But it turns out that's not really happening — yet. It's still a threat from Murdoch. But he has stated that he plans to pull News Corp. content from Google once all his sites are subscription-based.

Meanwhile, Microsoft denied that it has plans to pay for exclusive content to go on Bing. And Google, as a way to appease angry publishers like Murdoch and the Associated Press, changed how it grants access to news stories, and also made it easier for news sites to opt-out of Google News.

So will this all blow over? No way mate.

Murdoch has a history of making enemies and then going after them doggedly (What's up Ted Turner?). Google is the latest. He's bloody mad at them for making so much money from merely listing content that hard-working publishers create, and then not sharing the advertising revenue.

Rupert Murdoch discusses Google and the end of free Web content.


And if, like The Wall Street Journal's site, you are charging a subscription fee for that content, Google is providing free access to your stories. In Google's defense, it has revised its system so readers will see a registration page on paid sites after clicking through their sixth article of the day. But still, that's six free stories on a paid site.

Initially, Murdoch's threat to de-index his company's content from Google seemed nuts. Why would you pull your content from a search engine that controls 65 percent of the market, and move it to Bing, which has a 10 percent market share?

But Murdoch doesn't really care about that. Google float-ins who arrive at the WSJ site are like ghosts — they can't be monetized because WSJ doesn't know anything about them.

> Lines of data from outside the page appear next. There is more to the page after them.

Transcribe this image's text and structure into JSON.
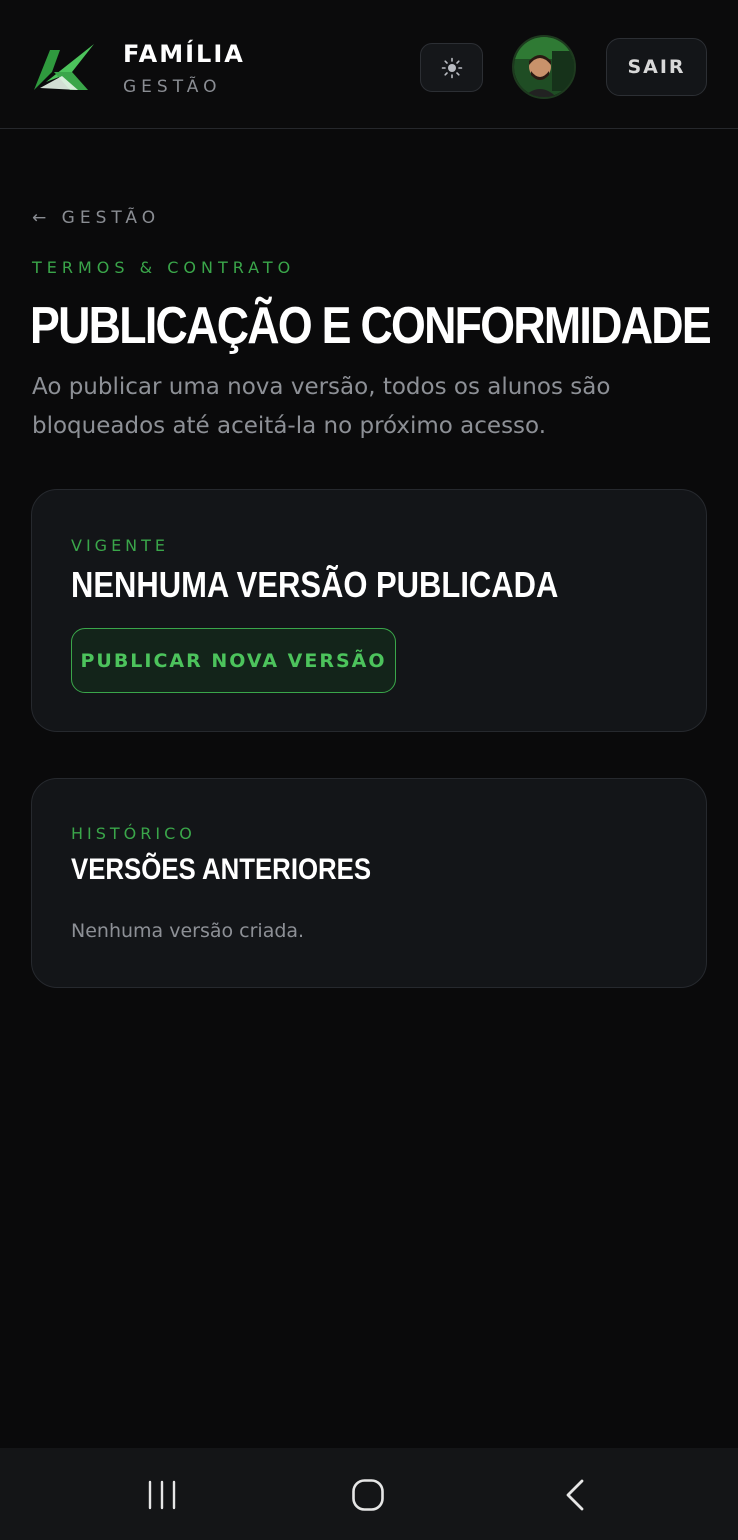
{
  "header": {
    "brand_title": "FAMÍLIA",
    "brand_subtitle": "GESTÃO",
    "theme_icon": "sun-icon",
    "logout_label": "SAIR"
  },
  "nav": {
    "back_label": "← GESTÃO"
  },
  "page": {
    "eyebrow": "TERMOS & CONTRATO",
    "title": "PUBLICAÇÃO E CONFORMIDADE",
    "description": "Ao publicar uma nova versão, todos os alunos são bloqueados até aceitá-la no próximo acesso."
  },
  "current_card": {
    "eyebrow": "VIGENTE",
    "title": "NENHUMA VERSÃO PUBLICADA",
    "publish_button": "PUBLICAR NOVA VERSÃO"
  },
  "history_card": {
    "eyebrow": "HISTÓRICO",
    "title": "VERSÕES ANTERIORES",
    "empty_text": "Nenhuma versão criada."
  },
  "colors": {
    "accent": "#3aa64a",
    "background": "#0a0a0b",
    "card": "#131518"
  },
  "system_nav": {
    "icons": [
      "recent-apps-icon",
      "home-icon",
      "back-icon"
    ]
  }
}
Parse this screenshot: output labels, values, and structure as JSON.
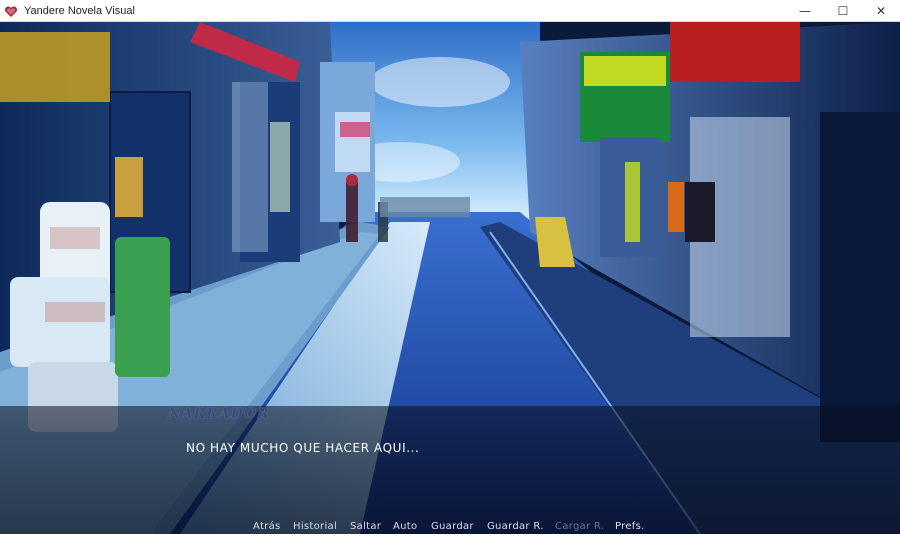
{
  "window": {
    "title": "Yandere Novela Visual",
    "icon": "heart-app-icon",
    "controls": {
      "minimize": "—",
      "maximize": "☐",
      "close": "✕"
    }
  },
  "dialogue": {
    "speaker": "NARRADOR",
    "text": "NO HAY MUCHO QUE HACER AQUI..."
  },
  "quick_menu": [
    {
      "label": "Atrás",
      "enabled": true
    },
    {
      "label": "Historial",
      "enabled": true
    },
    {
      "label": "Saltar",
      "enabled": true
    },
    {
      "label": "Auto",
      "enabled": true
    },
    {
      "label": "Guardar",
      "enabled": true
    },
    {
      "label": "Guardar R.",
      "enabled": true
    },
    {
      "label": "Cargar R.",
      "enabled": false
    },
    {
      "label": "Prefs.",
      "enabled": true
    }
  ],
  "colors": {
    "sky": "#4a8fd8",
    "street": "#1d4fb0",
    "sidewalk_glow": "#bfe8ff",
    "speaker": "#3a4c7a",
    "menu_text": "#d8dde8",
    "menu_disabled": "#6c7388"
  }
}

What Murdoch wants is subscribers, subscribers, subscribers – something Google can't guarantee them.

Page views don't mean much to Murdoch if he doesn't know anything about those doing the viewing. It's easier to tailor ads to users whose behavior you have analyzed. Google knows this better than anyone and has been monetizing the heck out of you and me for years.

As Murdoch said recently in an interview with his Sky News Australia service about Google users who wind up at News Corp. sites: "They don't suddenly become loyal readers of our content ... We'd rather have fewer people coming to our Web site but paying."

The traffic Google brings into the WSJ site is not as high as one might think. Web site market share tracker Hitwise reports that the site has 25 percent of its traffic come through Google. A related story in Silicon Alley Insider calculates that losing that traffic would only cost WSJ approximately $12 million.

Could Microsoft pick up that 12 million tab to have exclusive rights to News Corp. content? Right now, Microsoft is saying no.

And that's wise. Microsoft should not just throw huge sums of money at the problem. It would look like a desperate bid to grab market share, and it's also a gamble because more people go to search engines to look up digital cameras and restaurants than for news stories.